The designated department at HQ has certain things that they can really make happen. Those services may not be what is wanted or needed, but boy, it happens. I can't recall how I did it, but on one occasion, my PNR ended up being flagged by the designated department for services at the airport on a connection in EU. Although this service gets expedited security, it also results in being frogmarched past all the shopping in the terminal that I wanted to do, and being dumped in front of the gate with time to kill. On several occasions, I have been met with wheelchairs, sometimes with privacy-breaching iPads with my name on them being waved on front of one and all. I am not answering to a porter with a wheelchair anyway, but particularly not in a way that violates my anonymity with respect to the other travellers.

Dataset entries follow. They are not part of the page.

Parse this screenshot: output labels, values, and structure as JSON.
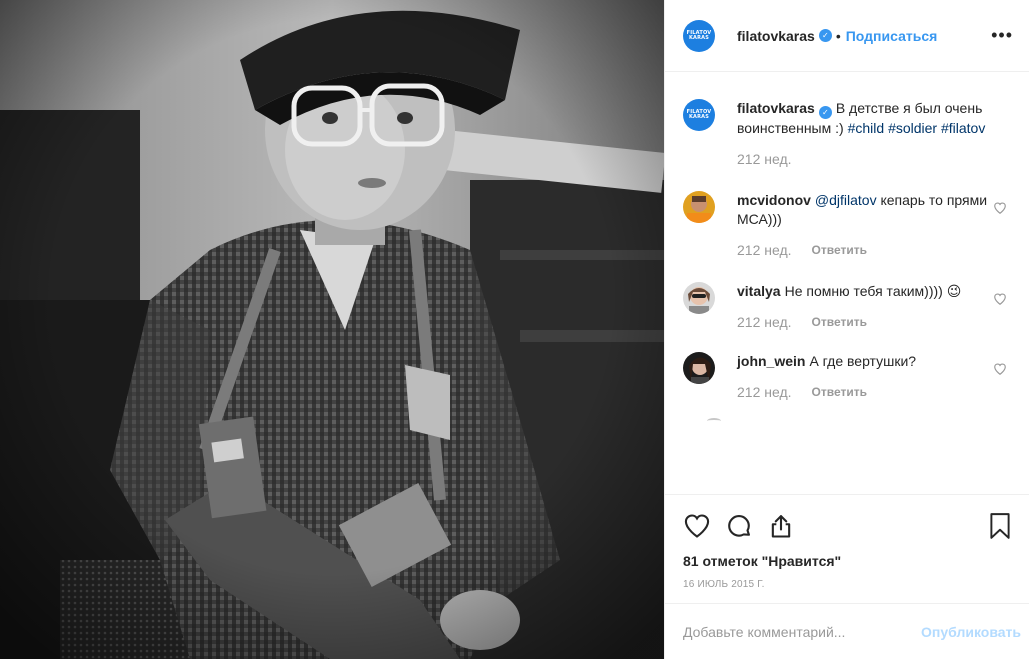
{
  "post": {
    "author": "filatovkaras",
    "logo_text": [
      "FILATOV",
      "KARAS"
    ],
    "separator": "•",
    "follow_label": "Подписаться",
    "more_label": "•••"
  },
  "caption": {
    "username": "filatovkaras",
    "text": "В детстве я был очень воинственным :) ",
    "hashtags": [
      "#child",
      "#soldier",
      "#filatov"
    ],
    "time": "212 нед."
  },
  "comments": [
    {
      "username": "mcvidonov",
      "mention": "@djfilatov",
      "text": " кепарь то прями МСА)))",
      "time": "212 нед.",
      "reply_label": "Ответить"
    },
    {
      "username": "vitalya",
      "text": "Не помню тебя таким)))) 😉",
      "time": "212 нед.",
      "reply_label": "Ответить"
    },
    {
      "username": "john_wein",
      "text": "А где вертушки?",
      "time": "212 нед.",
      "reply_label": "Ответить"
    }
  ],
  "likes": "81 отметок \"Нравится\"",
  "date": "16 ИЮЛЬ 2015 Г.",
  "add_comment": {
    "placeholder": "Добавьте комментарий...",
    "publish_label": "Опубликовать"
  },
  "colors": {
    "accent": "#3897f0",
    "link": "#003569",
    "muted": "#999999",
    "logo_bg": "#1d7fe0",
    "publish_disabled": "#b3dbff"
  },
  "icons": [
    "heart-icon",
    "comment-icon",
    "share-icon",
    "bookmark-icon",
    "more-icon",
    "verified-badge-icon"
  ]
}
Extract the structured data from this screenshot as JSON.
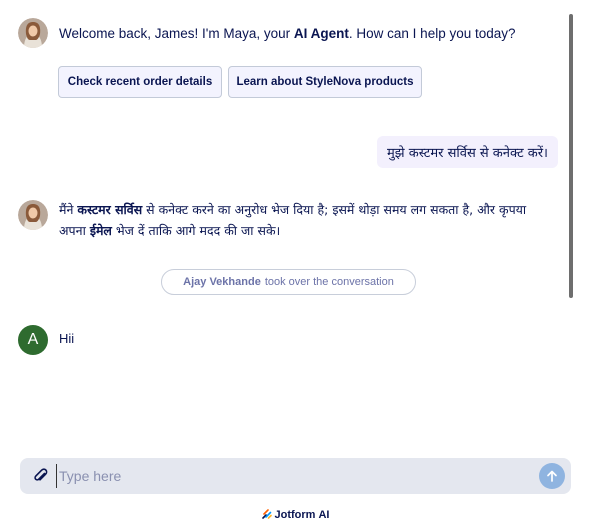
{
  "bot": {
    "avatar_icon": "maya-avatar-icon",
    "welcome_prefix": "Welcome back, James! I'm Maya, your ",
    "welcome_bold": "AI Agent",
    "welcome_suffix": ". How can I help you today?",
    "reply_part1": "मैंने ",
    "reply_bold1": "कस्टमर सर्विस",
    "reply_part2": " से कनेक्ट करने का अनुरोध भेज दिया है; इसमें थोड़ा समय लग सकता है, और कृपया",
    "reply_part3": "अपना ",
    "reply_bold2": "ईमेल",
    "reply_part4": " भेज दें ताकि आगे मदद की जा सके।"
  },
  "suggestions": [
    {
      "label": "Check recent order details"
    },
    {
      "label": "Learn about StyleNova products"
    }
  ],
  "user": {
    "message": "मुझे कस्टमर सर्विस से कनेक्ट करें।"
  },
  "takeover": {
    "agent_name": "Ajay Vekhande",
    "text": "took over the conversation"
  },
  "agent": {
    "initial": "A",
    "message": "Hii",
    "avatar_color": "#2e6b2f"
  },
  "composer": {
    "placeholder": "Type here",
    "attach_icon": "paperclip-icon",
    "send_icon": "arrow-up-icon",
    "send_color": "#8fb4e0"
  },
  "footer": {
    "brand": "Jotform",
    "suffix": "AI"
  }
}
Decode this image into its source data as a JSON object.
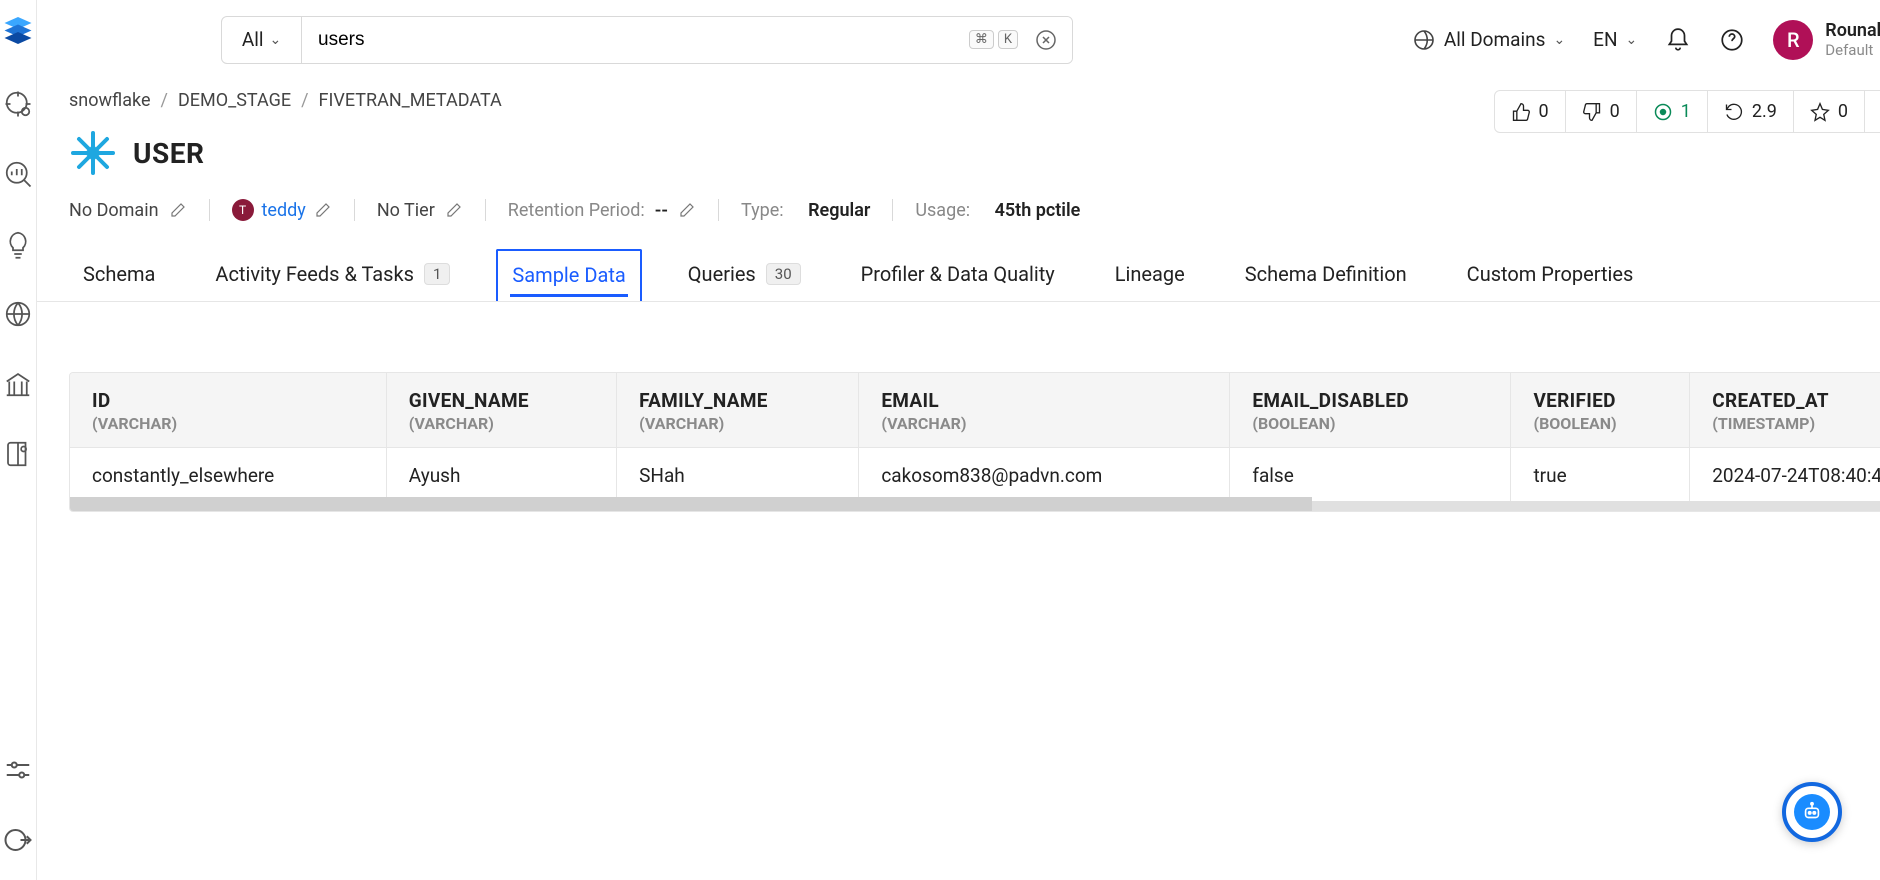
{
  "search": {
    "filter": "All",
    "value": "users",
    "shortcut": [
      "⌘",
      "K"
    ]
  },
  "topbar": {
    "domains": "All Domains",
    "lang": "EN",
    "user": {
      "initial": "R",
      "name": "Rounakpreet.d",
      "sub": "Default"
    }
  },
  "breadcrumb": [
    "snowflake",
    "DEMO_STAGE",
    "FIVETRAN_METADATA"
  ],
  "page_title": "USER",
  "stats": {
    "like": "0",
    "dislike": "0",
    "tests": "1",
    "runtime": "2.9",
    "star": "0"
  },
  "meta": {
    "domain": "No Domain",
    "owner_initial": "T",
    "owner": "teddy",
    "tier": "No Tier",
    "retention_label": "Retention Period:",
    "retention_value": "--",
    "type_label": "Type:",
    "type_value": "Regular",
    "usage_label": "Usage:",
    "usage_value": "45th pctile"
  },
  "tabs": [
    {
      "label": "Schema"
    },
    {
      "label": "Activity Feeds & Tasks",
      "badge": "1"
    },
    {
      "label": "Sample Data",
      "active": true
    },
    {
      "label": "Queries",
      "badge": "30"
    },
    {
      "label": "Profiler & Data Quality"
    },
    {
      "label": "Lineage"
    },
    {
      "label": "Schema Definition"
    },
    {
      "label": "Custom Properties"
    }
  ],
  "columns": [
    {
      "name": "ID",
      "type": "(VARCHAR)"
    },
    {
      "name": "GIVEN_NAME",
      "type": "(VARCHAR)"
    },
    {
      "name": "FAMILY_NAME",
      "type": "(VARCHAR)"
    },
    {
      "name": "EMAIL",
      "type": "(VARCHAR)"
    },
    {
      "name": "EMAIL_DISABLED",
      "type": "(BOOLEAN)"
    },
    {
      "name": "VERIFIED",
      "type": "(BOOLEAN)"
    },
    {
      "name": "CREATED_AT",
      "type": "(TIMESTAMP)"
    }
  ],
  "rows": [
    {
      "ID": "constantly_elsewhere",
      "GIVEN_NAME": "Ayush",
      "FAMILY_NAME": "SHah",
      "EMAIL": "cakosom838@padvn.com",
      "EMAIL_DISABLED": "false",
      "VERIFIED": "true",
      "CREATED_AT": "2024-07-24T08:40:4"
    }
  ]
}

Advocating for access is a "tax" on people with disabilities. It siphons off a fraction of every day at work and ever day of free time, just getting things to work. There was a time when I spent 30 hours a week doing squeaky wheel stuff. Now, I will let the official entities like Canadian Association of the Deaf do the lobbying. The sad reality is that most deaf people do not do much travelling, and have priorities more along the lines of access to competent education, patient-professional interaction in medical settings that rises above the veterinary level, access to employment, and the like.

Back to our regularly scheduled discussion of luggage!